The mourners, women who charge for crying
Death plays a role in Mexican culture, in which its reality is affirmed with diverse manifestations. As a consequence, death has generated different occupations that revolve around death. Perhaps one of the strangest funeral services is that of the mourners, women who are paid to cry at funerals.
Mourners in the ancient world
The office of mourners appeared in ancient Egypt, as there was a taboo that forbade showing sadness for the death of a deceased. Because of this, women were hired to do this work.
In that culture, the mourners were called yerit, who transmitted the trade from mother to daughter. Yerit attended funerals with blue dresses, loose hair and arms held high as a sign of suffering.
The use of mourners was also part of Greek culture, they are even mentioned in the Coeforas of Aeschylus. In this tragedy, they are described as women with black veils.
The custom of the mourners was maintained in Roman civilization, who refined their use. In this culture, mourners were called praeficas and their use, the greater the number, in a funeral was a sign of social status. In addition, they implemented the use of tear gas, glasses in which tears were collected to bury them next to the dead.
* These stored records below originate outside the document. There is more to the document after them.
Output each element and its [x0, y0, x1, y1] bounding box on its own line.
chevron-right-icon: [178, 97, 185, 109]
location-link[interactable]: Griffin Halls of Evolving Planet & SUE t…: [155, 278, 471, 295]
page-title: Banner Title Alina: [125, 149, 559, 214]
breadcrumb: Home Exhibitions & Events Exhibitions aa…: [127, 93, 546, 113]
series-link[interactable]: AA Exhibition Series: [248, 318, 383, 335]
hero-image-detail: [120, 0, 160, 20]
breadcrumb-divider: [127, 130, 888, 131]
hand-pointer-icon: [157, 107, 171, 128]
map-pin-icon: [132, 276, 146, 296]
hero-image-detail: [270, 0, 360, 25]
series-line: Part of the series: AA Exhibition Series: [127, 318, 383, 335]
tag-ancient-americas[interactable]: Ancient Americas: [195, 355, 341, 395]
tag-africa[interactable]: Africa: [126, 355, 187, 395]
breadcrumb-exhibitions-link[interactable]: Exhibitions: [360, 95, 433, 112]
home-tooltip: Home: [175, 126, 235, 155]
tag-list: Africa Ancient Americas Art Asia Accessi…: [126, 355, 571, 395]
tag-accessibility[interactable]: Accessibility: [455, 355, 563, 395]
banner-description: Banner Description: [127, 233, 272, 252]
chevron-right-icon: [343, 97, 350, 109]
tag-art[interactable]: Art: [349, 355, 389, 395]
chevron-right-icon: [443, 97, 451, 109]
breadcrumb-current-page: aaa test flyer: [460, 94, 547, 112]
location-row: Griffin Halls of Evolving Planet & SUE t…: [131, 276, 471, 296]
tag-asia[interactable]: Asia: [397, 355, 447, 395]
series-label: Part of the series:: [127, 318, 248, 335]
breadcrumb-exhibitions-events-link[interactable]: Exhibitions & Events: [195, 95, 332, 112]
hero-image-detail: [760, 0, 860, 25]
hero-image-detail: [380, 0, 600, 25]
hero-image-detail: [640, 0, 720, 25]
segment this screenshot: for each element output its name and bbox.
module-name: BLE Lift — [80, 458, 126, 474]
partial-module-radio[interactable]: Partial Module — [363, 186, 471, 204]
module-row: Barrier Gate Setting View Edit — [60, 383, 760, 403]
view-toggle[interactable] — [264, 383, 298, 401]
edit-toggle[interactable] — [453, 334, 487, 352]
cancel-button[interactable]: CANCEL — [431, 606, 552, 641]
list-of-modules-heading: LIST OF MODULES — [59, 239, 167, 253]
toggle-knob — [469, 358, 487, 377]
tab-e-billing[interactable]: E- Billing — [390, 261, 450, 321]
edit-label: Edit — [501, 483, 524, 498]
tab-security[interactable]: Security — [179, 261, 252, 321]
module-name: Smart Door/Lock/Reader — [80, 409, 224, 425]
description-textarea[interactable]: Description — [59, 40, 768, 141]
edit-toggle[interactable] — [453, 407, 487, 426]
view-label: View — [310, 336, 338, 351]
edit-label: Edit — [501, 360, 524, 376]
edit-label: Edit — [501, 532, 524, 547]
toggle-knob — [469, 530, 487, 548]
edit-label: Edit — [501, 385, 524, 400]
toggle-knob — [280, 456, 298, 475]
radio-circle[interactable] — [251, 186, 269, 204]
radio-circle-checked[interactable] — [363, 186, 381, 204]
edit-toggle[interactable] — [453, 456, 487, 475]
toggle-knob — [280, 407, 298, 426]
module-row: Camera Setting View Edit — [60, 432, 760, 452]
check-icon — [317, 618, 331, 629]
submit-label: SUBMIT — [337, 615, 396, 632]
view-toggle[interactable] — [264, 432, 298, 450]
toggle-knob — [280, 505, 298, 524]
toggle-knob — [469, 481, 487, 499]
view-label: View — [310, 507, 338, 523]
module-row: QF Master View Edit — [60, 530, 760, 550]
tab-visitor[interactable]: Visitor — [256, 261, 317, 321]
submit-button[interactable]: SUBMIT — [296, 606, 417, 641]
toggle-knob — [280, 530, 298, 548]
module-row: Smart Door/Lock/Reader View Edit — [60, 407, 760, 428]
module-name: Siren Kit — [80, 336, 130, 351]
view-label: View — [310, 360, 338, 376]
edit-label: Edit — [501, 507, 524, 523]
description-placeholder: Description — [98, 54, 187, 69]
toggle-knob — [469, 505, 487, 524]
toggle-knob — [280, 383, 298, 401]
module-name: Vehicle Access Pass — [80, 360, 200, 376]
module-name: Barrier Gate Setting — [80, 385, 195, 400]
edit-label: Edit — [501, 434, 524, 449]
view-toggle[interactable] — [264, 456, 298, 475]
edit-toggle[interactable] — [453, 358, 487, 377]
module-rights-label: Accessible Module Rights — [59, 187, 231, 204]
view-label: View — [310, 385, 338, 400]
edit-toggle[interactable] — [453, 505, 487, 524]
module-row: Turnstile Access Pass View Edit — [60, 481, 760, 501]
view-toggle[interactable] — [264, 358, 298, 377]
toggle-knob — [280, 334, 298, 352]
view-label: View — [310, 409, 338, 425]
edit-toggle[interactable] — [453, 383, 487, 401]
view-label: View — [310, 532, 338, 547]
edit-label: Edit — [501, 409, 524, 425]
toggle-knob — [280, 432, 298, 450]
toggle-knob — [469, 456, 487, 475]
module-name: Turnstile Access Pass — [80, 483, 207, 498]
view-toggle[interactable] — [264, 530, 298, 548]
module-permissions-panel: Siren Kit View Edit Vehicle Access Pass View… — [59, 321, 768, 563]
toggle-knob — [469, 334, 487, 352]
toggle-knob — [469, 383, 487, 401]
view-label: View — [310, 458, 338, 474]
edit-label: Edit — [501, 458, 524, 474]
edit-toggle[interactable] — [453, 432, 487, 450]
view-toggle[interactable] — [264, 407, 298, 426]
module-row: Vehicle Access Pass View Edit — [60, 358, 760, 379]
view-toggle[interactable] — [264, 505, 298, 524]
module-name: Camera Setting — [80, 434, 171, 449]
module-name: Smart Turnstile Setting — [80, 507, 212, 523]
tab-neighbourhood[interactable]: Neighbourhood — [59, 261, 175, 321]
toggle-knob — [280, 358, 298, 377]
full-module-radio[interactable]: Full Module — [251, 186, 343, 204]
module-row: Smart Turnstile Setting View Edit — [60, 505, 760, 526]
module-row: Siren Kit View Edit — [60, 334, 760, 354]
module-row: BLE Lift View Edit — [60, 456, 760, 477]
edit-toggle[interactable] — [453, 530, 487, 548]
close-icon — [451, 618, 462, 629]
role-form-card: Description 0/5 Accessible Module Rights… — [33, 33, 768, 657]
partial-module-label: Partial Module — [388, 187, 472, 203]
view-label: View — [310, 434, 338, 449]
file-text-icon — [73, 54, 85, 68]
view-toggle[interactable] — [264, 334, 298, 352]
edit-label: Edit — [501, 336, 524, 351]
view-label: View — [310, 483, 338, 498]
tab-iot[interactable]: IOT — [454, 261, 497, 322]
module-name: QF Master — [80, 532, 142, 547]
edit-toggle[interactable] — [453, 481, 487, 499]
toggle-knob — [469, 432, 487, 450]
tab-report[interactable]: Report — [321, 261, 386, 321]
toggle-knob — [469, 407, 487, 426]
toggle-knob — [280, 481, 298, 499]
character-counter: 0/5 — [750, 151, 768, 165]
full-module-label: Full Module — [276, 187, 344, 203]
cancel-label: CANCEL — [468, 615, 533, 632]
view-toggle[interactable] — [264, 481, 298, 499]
Crying in Pre-Hispanic Mexico
In the Nahuatl culture, crying had complex psychology, which is why it is probably the main factor for the appearance of Mexican mourners. According to the testimony of Diego Durán, during the funeral of Governor Ahuízotl, a "great weeping" was used. Such rites could extend for up to four days, however, there were events in which people cried for up to 80 continuous days.
In these cases, crying was believed to accompany the deceased on their journey to Mictlán, so it can be considered a means of communication. In addition, the Mexica culture understood crying with a positive value, since it was the means to overcome political situations, maintain ties after separation, and strengthen the spirit.
Lamentations in the Semitic World
Meanwhile, in the Christian world, the use of lamenters has been censored since the Middle Ages. The main reason was that mourning for the dead represented an opposition to the Christian dogma of resurrection and eternal life.
However, both Jewish and Christian religion share elements of ritual weeping. Even the biblical book of Jeremiah mentions the use of tears as a means of intercession between Yahweh and Israel.
For its part, the New Testament shows the image of women in intense mourning after the death of Jesus, mainly in the figure of the Magdalene.
As for Islam, during Muslim Spain was used the use of mourners as a status symbol. However, the mourners themselves were associated with madness and the office was stigmatized.
Until recently the use of mourners was a tradition in different regions of Mexico. At the same time, Mexican mourners gathered different elements from their predecessors.
In most cases, the use of mourners was intended to strengthen the reputation of the deceased. However, some of them also served as prayers and companions to the bereaved.
Mourners used to attend funerals dressed in black clothes and veils. Unlike other cultures, the mourners of Mexico tried to make the mourners go deeper into the pain, so they sought to make the mourning sincere.
Currently, the custom of hiring mourners is in decline, however, the tradition has evolved in events such as the National Mourners Contest in San Juan del Río, Querétaro. This event is held annually in the context of the Day of the Dead and the participation of weeping women is increasing.